We just got hit by mites for the first time, evidently a couple months ago, though it wasn't until about a week ago that my wife figured it out (she was getting bitten all over, with an itchy rash and welts). We used the DE, mainly by directly hand-dusting all the chickens and spreading some of it around the coop, dust bath areas, etc.. Several of our birds had not been dustbathing, and they were hit the earliest and hardest. DE knocked out most if not all of the mites promptly, but this led me to do some research online, and I discovered a few interesting things:
1) DE seems to mainly work by absorbing oils and waxes from arthropod (insect and mite) exoskeletons, causing the bugs to dehydrate. Somewhat contrary to the notion that the sharp edges of DE particles scratch the cuticle, not that the difference is very important...
2) ...except that there's no evidence that using DE internally has any benefits beyond providing some trace minerals/elements, in case the animal or human is deficient in those. Despite all the anecdotal stories about it, DE does
not seem to be effective against internal parasites. Makes sense if dehydration is the mechanism - how's that going to happen inside anyone's gut? There's an "alternative medicine" movement by people trying to profit from selling DE as a cure-all for a long list of ailments. If you have some experience in this kind of thing, it's pretty easy to spot the pseudoscience mumbo-jumbo about imaginary benefits of eating silica, DE in particular. It's all over the web; you can hardly enter "diatomaceous earth" without tripping over this scam/fad. In case you have better uses for your hard-earned cash, take all that with a healthy grain of...um...salt.

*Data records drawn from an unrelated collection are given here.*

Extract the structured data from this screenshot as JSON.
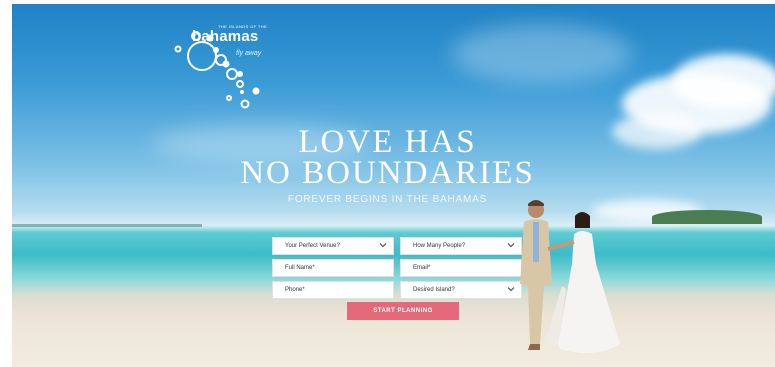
{
  "logo": {
    "top_line": "THE ISLANDS OF THE",
    "wordmark": "bahamas",
    "tagline": "fly away"
  },
  "hero": {
    "headline_line1": "LOVE HAS",
    "headline_line2": "NO BOUNDARIES",
    "subheadline": "FOREVER BEGINS IN THE BAHAMAS"
  },
  "form": {
    "venue_select": "Your Perfect Venue?",
    "people_select": "How Many People?",
    "full_name": "Full Name*",
    "email": "Email*",
    "phone": "Phone*",
    "island_select": "Desired Island?",
    "submit_label": "START PLANNING"
  },
  "colors": {
    "button": "#e3697b",
    "headline": "#ffffff"
  }
}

3) Because I had successfully used sulfur powder in the past to prevent chigger bites (chiggers are a very close relative of chicken mites), I looked into sulfur as a mite treatment. It turns out that someone published the results of a careful research project about a year ago, comparing the anti-chicken-mite effects of DE, kaolin (a type of clay, common in many soils), and sulfur powder. See
http://onlinelibrary.wiley.com/doi/10.1111/j.1365-2915.2011.00997.x/full. To my surprise, DE was fairly effective, but no better than kaolin (i.e., common everyday dusty dirt), and neither of those came anywhere close to the effectiveness of sulfur.

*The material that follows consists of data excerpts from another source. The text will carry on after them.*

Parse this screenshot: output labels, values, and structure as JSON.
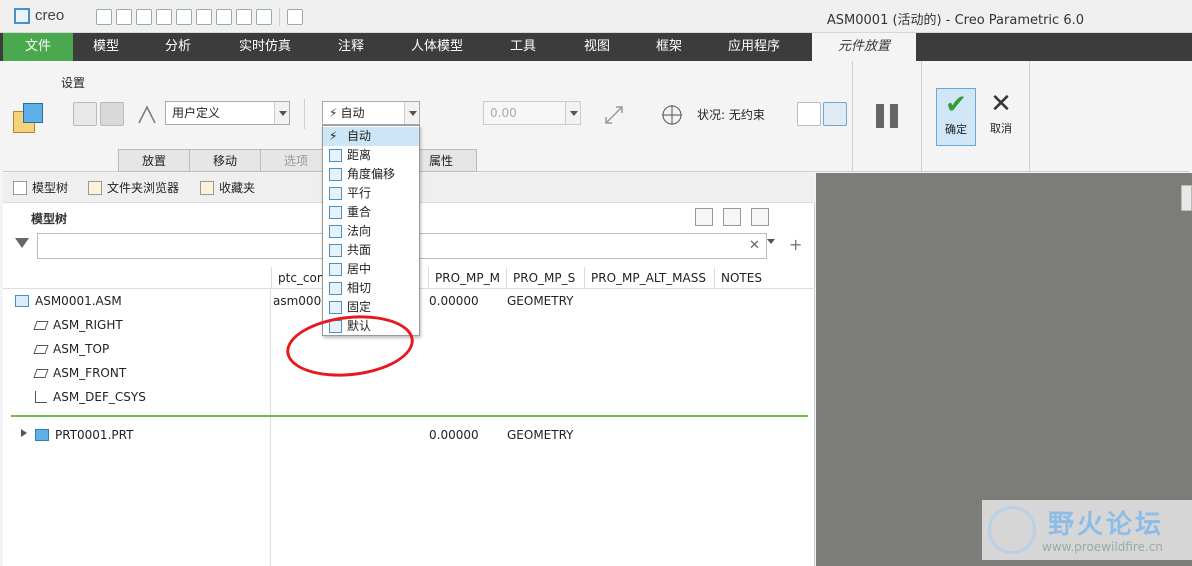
{
  "app": {
    "logo_text": "creo",
    "window_title": "ASM0001 (活动的) - Creo Parametric 6.0"
  },
  "menu": {
    "items": [
      "文件",
      "模型",
      "分析",
      "实时仿真",
      "注释",
      "人体模型",
      "工具",
      "视图",
      "框架",
      "应用程序",
      "元件放置"
    ]
  },
  "ribbon": {
    "setup_label": "设置",
    "constraint_set": "用户定义",
    "constraint_type": "自动",
    "offset_value": "0.00",
    "status": "状况: 无约束",
    "ok_label": "确定",
    "cancel_label": "取消",
    "tabs": [
      "放置",
      "移动",
      "选项",
      "属性"
    ]
  },
  "dropdown": {
    "items": [
      {
        "label": "自动",
        "icon": "lightning-icon"
      },
      {
        "label": "距离",
        "icon": "distance-icon"
      },
      {
        "label": "角度偏移",
        "icon": "angle-offset-icon"
      },
      {
        "label": "平行",
        "icon": "parallel-icon"
      },
      {
        "label": "重合",
        "icon": "coincident-icon"
      },
      {
        "label": "法向",
        "icon": "normal-icon"
      },
      {
        "label": "共面",
        "icon": "coplanar-icon"
      },
      {
        "label": "居中",
        "icon": "centered-icon"
      },
      {
        "label": "相切",
        "icon": "tangent-icon"
      },
      {
        "label": "固定",
        "icon": "fixed-icon"
      },
      {
        "label": "默认",
        "icon": "default-icon"
      }
    ]
  },
  "panel": {
    "tabs": [
      "模型树",
      "文件夹浏览器",
      "收藏夹"
    ],
    "tree_title": "模型树",
    "filter_placeholder": ""
  },
  "columns": [
    "ptc_common_name",
    "PRO_MP_M",
    "PRO_MP_S",
    "PRO_MP_ALT_MASS",
    "NOTES"
  ],
  "tree": [
    {
      "name": "ASM0001.ASM",
      "icon": "assembly-icon",
      "common": "asm0001",
      "mass": "0.00000",
      "source": "GEOMETRY"
    },
    {
      "name": "ASM_RIGHT",
      "icon": "datum-plane-icon",
      "common": "",
      "mass": "",
      "source": ""
    },
    {
      "name": "ASM_TOP",
      "icon": "datum-plane-icon",
      "common": "",
      "mass": "",
      "source": ""
    },
    {
      "name": "ASM_FRONT",
      "icon": "datum-plane-icon",
      "common": "",
      "mass": "",
      "source": ""
    },
    {
      "name": "ASM_DEF_CSYS",
      "icon": "coordinate-system-icon",
      "common": "",
      "mass": "",
      "source": ""
    },
    {
      "name": "PRT0001.PRT",
      "icon": "part-icon",
      "common": "",
      "mass": "0.00000",
      "source": "GEOMETRY"
    }
  ],
  "watermark": {
    "title": "野火论坛",
    "url": "www.proewildfire.cn"
  },
  "colors": {
    "menu_bg": "#3c3c3c",
    "file_menu": "#4aa84e",
    "accent": "#4b8fc7",
    "annotation": "#e6191e"
  }
}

4) Perhaps the most interesting results of this research are that the mite killing effects of sulfur last a lot longer than those of DE, and that even the chickens that don't dustbathe, but live together, benefit almost as much as those that do bathe. That does not seem to be true of DE.
5) Elemental sulfur is non-toxic, and it qualifies as an organic treatment, when used in a reasonable and moderate way. It seems to be even safer than DE to breathe in small quantities of dust. Sulfur can burn if used stupidly, but it's not highly flammable like gasoline, or even like sawdust, shavings, straw... It is an abundant element, common as a nutrient in many foods, including egg yolks as I think everyone knows, and it's tolerated by most large animals across a wide range of compounds and dosages. Fortunately for us, mites and lice don't deal with pure sulfur so well!
6) Sulfur powder, also called "sulfur flowers," is pretty cheap, only a little more per pound than DE - but you don't need to use nearly as much of it. I found it on
Amazon for about $25/10 lb, which should be several years' supply. Drugstores used to carry it, since it was popular in the past as a mild laxative, but it's not so common locally now.